Cette main remplie de douceur et de bonté
Dont les doigts ont été souvent pincés
Forcée par la douleur, elle s'est repliée
Et par réflexe, elle s'est cachée.
Dans cette main si souvent meurtrie,
Qui cache cette douceur refoulée et enfouie
Ne voulant plus être blessée à nouveau
Ne révèle plus à personne ce qu'elle cache de beau.

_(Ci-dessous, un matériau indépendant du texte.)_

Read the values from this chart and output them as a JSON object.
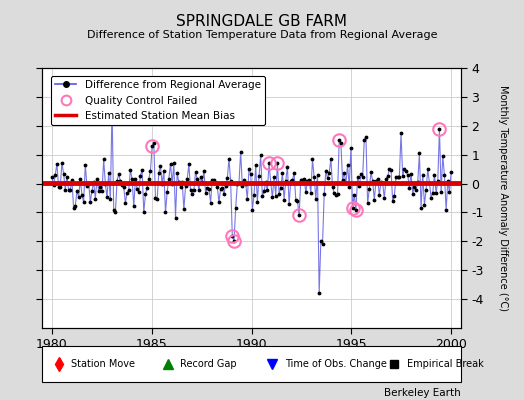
{
  "title": "SPRINGDALE GB FARM",
  "subtitle": "Difference of Station Temperature Data from Regional Average",
  "ylabel": "Monthly Temperature Anomaly Difference (°C)",
  "xlim": [
    1979.5,
    2000.5
  ],
  "ylim": [
    -5,
    4
  ],
  "yticks": [
    -4,
    -3,
    -2,
    -1,
    0,
    1,
    2,
    3,
    4
  ],
  "xticks": [
    1980,
    1985,
    1990,
    1995,
    2000
  ],
  "bias_level": 0.02,
  "background_color": "#dcdcdc",
  "plot_bg_color": "#ffffff",
  "line_color": "#5555dd",
  "bias_color": "#dd0000",
  "qc_color": "#ff77bb",
  "seed": 42,
  "n_points": 240,
  "start_year": 1980,
  "attribution": "Berkeley Earth",
  "title_fontsize": 11,
  "subtitle_fontsize": 8
}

Mais une autre main vient à sa rencontre
Elle tente de chercher le bonheur.
Ne voulant pas connaître la honte
Pourtant elle sait qu'elle vient de trouver une consoeur.
Lentement, leurs doigts désserent leur poigne
Ils se regardent mais restent sur leur garde
Curieux, ils effleurent le terrain
Essayant de savoir ce que cachent ces mains.
Ils se découvrent ensemble, évitant les pièges qui pourraient les blesser
Pourtant ils s'aperçoivent avec stupeur
Que l'une et l'autre de leur main,
Semblent vouloir se rapprocher.
Avec réticence, elles acceptent de se toucher
Elles rencontrent enfin l'honnêteté.
Alors, leurs craintes diminuent lentement
Elles veulent aller ensemble dans le même sens.
Finies les roses tout plein d'épines
Leurs mains, doucement se radoucissent
Elles se rejoignent enfin, la peur estompée.
Elles viennent de voir à nouveau naître une belle amitié.